Girne American University TRNC
Abstract
This paper responds to a reality in university language instruction where many, if not a majority of foreign language instructors, are untrained in Foreign or Second Language instruction. In previous research of language instruction, notably in Communicative Language Teaching (CLT) and Task Based Language Teaching (TBLT) methodologies various protocols for organizing content, methods and assessment of language learning emphasize norms and regularities more than the opposite. This paper shows that planning and instruction is transformed by multiple views of teaching, learning and the content of language instruction to create a multifaceted, multi-level classroom within the context of the university. At the heart of the argument is our attempts to teach not only about L2 instruction but also to engage student thinking and imagination that pertains to language learning.
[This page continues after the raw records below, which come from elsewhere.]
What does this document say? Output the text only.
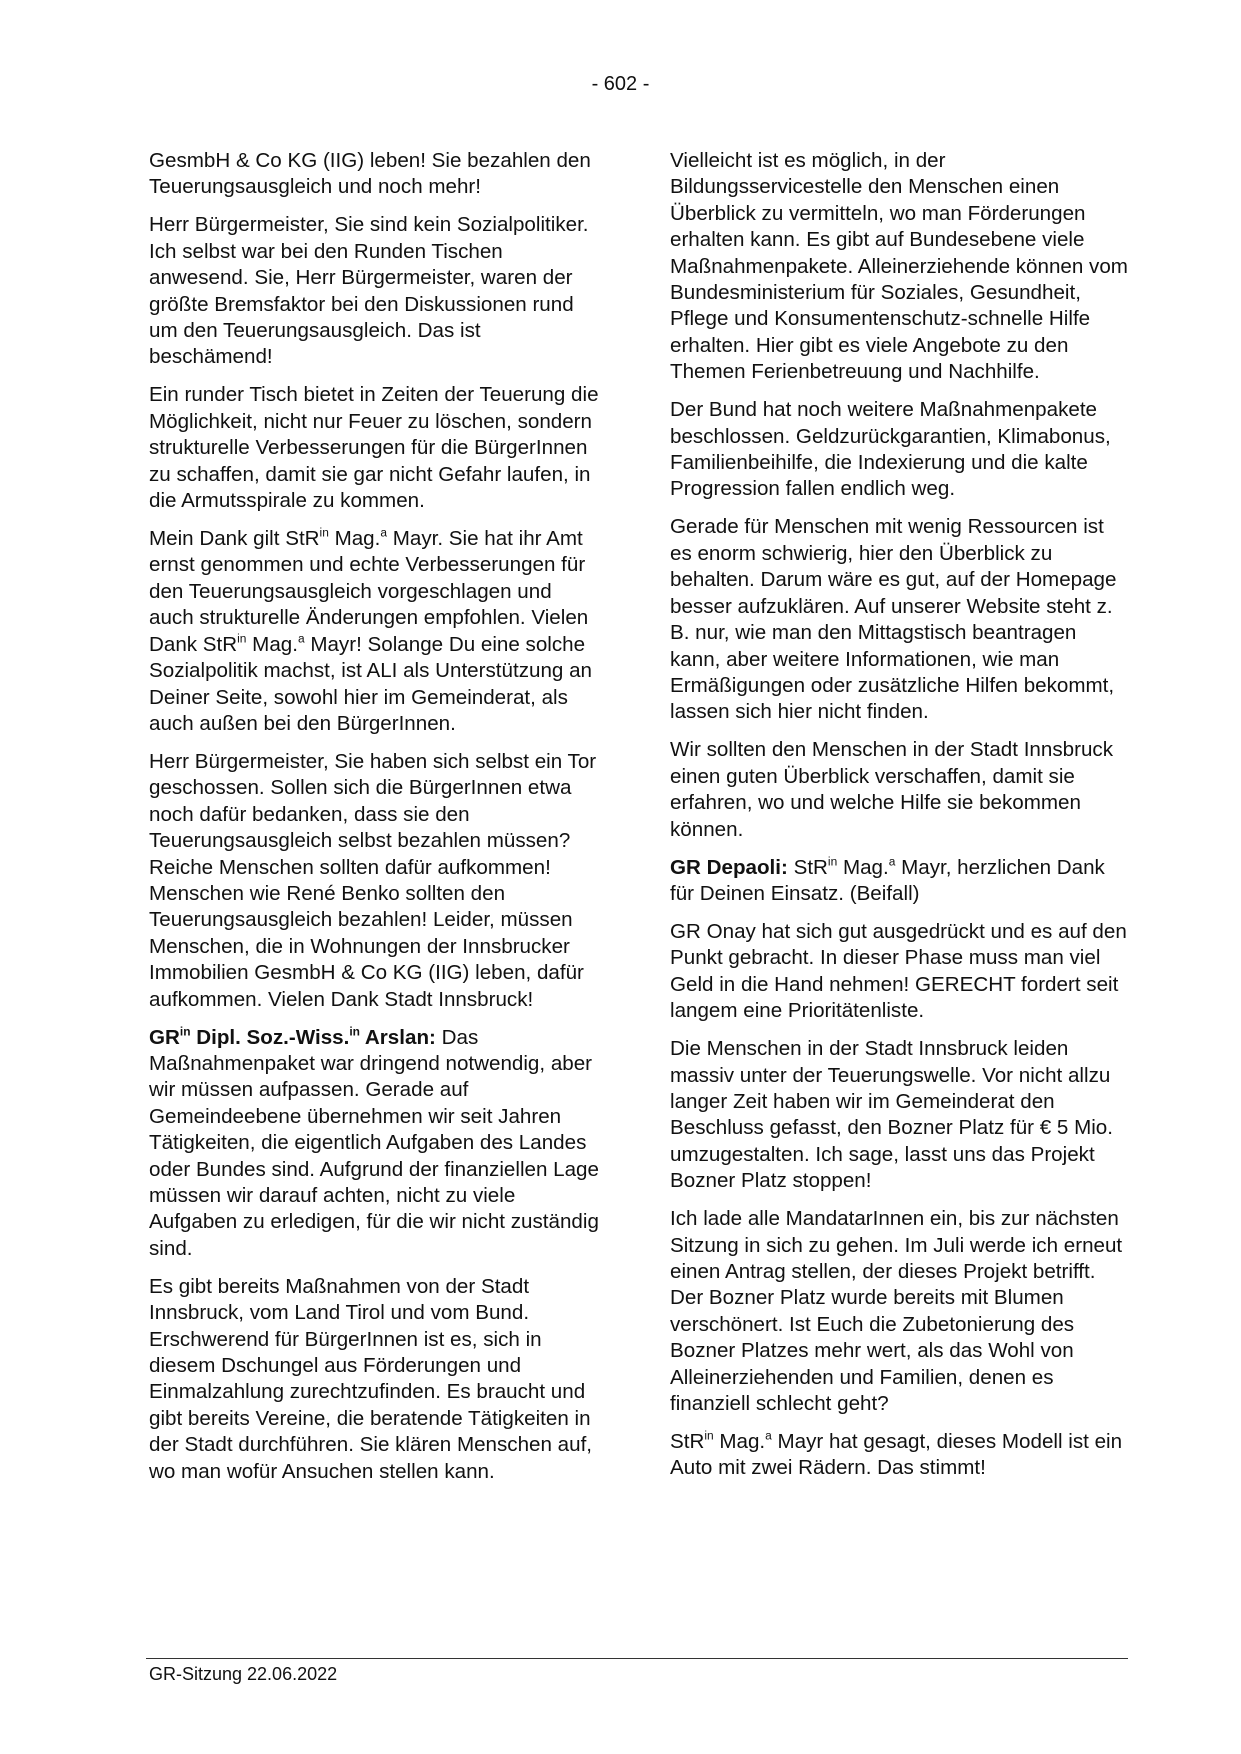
- 602 -

GesmbH & Co KG (IIG) leben! Sie bezahlen den Teuerungsausgleich und noch mehr!

Herr Bürgermeister, Sie sind kein Sozialpolitiker. Ich selbst war bei den Runden Tischen anwesend. Sie, Herr Bürgermeister, waren der größte Bremsfaktor bei den Diskussionen rund um den Teuerungsausgleich. Das ist beschämend!

Ein runder Tisch bietet in Zeiten der Teuerung die Möglichkeit, nicht nur Feuer zu löschen, sondern strukturelle Verbesserungen für die BürgerInnen zu schaffen, damit sie gar nicht Gefahr laufen, in die Armutsspirale zu kommen.

Mein Dank gilt StR$^{in}$ Mag.$^a$ Mayr. Sie hat ihr Amt ernst genommen und echte Verbesserungen für den Teuerungsausgleich vorgeschlagen und auch strukturelle Änderungen empfohlen. Vielen Dank StR$^{in}$ Mag.$^a$ Mayr! Solange Du eine solche Sozialpolitik machst, ist ALI als Unterstützung an Deiner Seite, sowohl hier im Gemeinderat, als auch außen bei den BürgerInnen.

Herr Bürgermeister, Sie haben sich selbst ein Tor geschossen. Sollen sich die BürgerInnen etwa noch dafür bedanken, dass sie den Teuerungsausgleich selbst bezahlen müssen? Reiche Menschen sollten dafür aufkommen! Menschen wie René Benko sollten den Teuerungsausgleich bezahlen! Leider, müssen Menschen, die in Wohnungen der Innsbrucker Immobilien GesmbH & Co KG (IIG) leben, dafür aufkommen. Vielen Dank Stadt Innsbruck!

$GR^{in}$ Dipl. Soz.-Wiss.$^{in}$ Arslan: Das Maßnahmenpaket war dringend notwendig, aber wir müssen aufpassen. Gerade auf Gemeindeebene übernehmen wir seit Jahren Tätigkeiten, die eigentlich Aufgaben des Landes oder Bundes sind. Aufgrund der finanziellen Lage müssen wir darauf achten, nicht zu viele Aufgaben zu erledigen, für die wir nicht zuständig sind.

Es gibt bereits Maßnahmen von der Stadt Innsbruck, vom Land Tirol und vom Bund. Erschwerend für BürgerInnen ist es, sich in diesem Dschungel aus Förderungen und Einmalzahlung zurechtzufinden. Es braucht und gibt bereits Vereine, die beratende Tätigkeiten in der Stadt durchführen. Sie klären Menschen auf, wo man wofür Ansuchen stellen kann.

Vielleicht ist es möglich, in der Bildungsservicestelle den Menschen einen Überblick zu vermitteln, wo man Förderungen erhalten kann. Es gibt auf Bundesebene viele Maßnahmenpakete. Alleinerziehende können vom Bundesministerium für Soziales, Gesundheit, Pflege und Konsumentenschutz-schnelle Hilfe erhalten. Hier gibt es viele Angebote zu den Themen Ferienbetreuung und Nachhilfe.

Der Bund hat noch weitere Maßnahmenpakete beschlossen. Geldzurückgarantien, Klimabonus, Familienbeihilfe, die Indexierung und die kalte Progression fallen endlich weg.

Gerade für Menschen mit wenig Ressourcen ist es enorm schwierig, hier den Überblick zu behalten. Darum wäre es gut, auf der Homepage besser aufzuklären. Auf unserer Website steht z. B. nur, wie man den Mittagstisch beantragen kann, aber weitere Informationen, wie man Ermäßigungen oder zusätzliche Hilfen bekommt, lassen sich hier nicht finden.

Wir sollten den Menschen in der Stadt Innsbruck einen guten Überblick verschaffen, damit sie erfahren, wo und welche Hilfe sie bekommen können.

GR Depaoli: StR$^{in}$ Mag.$^a$ Mayr, herzlichen Dank für Deinen Einsatz. (Beifall)

GR Onay hat sich gut ausgedrückt und es auf den Punkt gebracht. In dieser Phase muss man viel Geld in die Hand nehmen! GERECHT fordert seit langem eine Prioritätenliste.

Die Menschen in der Stadt Innsbruck leiden massiv unter der Teuerungswelle. Vor nicht allzu langer Zeit haben wir im Gemeinderat den Beschluss gefasst, den Bozner Platz für € 5 Mio. umzugestalten. Ich sage, lasst uns das Projekt Bozner Platz stoppen!

Ich lade alle MandatarInnen ein, bis zur nächsten Sitzung in sich zu gehen. Im Juli werde ich erneut einen Antrag stellen, der dieses Projekt betrifft. Der Bozner Platz wurde bereits mit Blumen verschönert. Ist Euch die Zubetonierung des Bozner Platzes mehr wert, als das Wohl von Alleinerziehenden und Familien, denen es finanziell schlecht geht?

StR$^{in}$ Mag.$^a$ Mayr hat gesagt, dieses Modell ist ein Auto mit zwei Rädern. Das stimmt!

GR-Sitzung 22.06.2022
Simply stated, students enrol in language classes for a number of reasons and all enrol with an ability to think and perhaps to envision knowing another language. The context that we develop in the second part of this article is shaped by hermeneutics, phenomenology and deconstruction. Ours is not a philosophical piece but it clearly turns on a question of imagination. We discuss in the latter part of the article actual instances from our teaching that involve consciousness and acts of consciousness and extensive classroom discussions of works of writers such as Nessin, Pound, Brecht, Tanpinar and Shakespeare and many others as we encourage student to engage imaginative thinking and inquiry about language.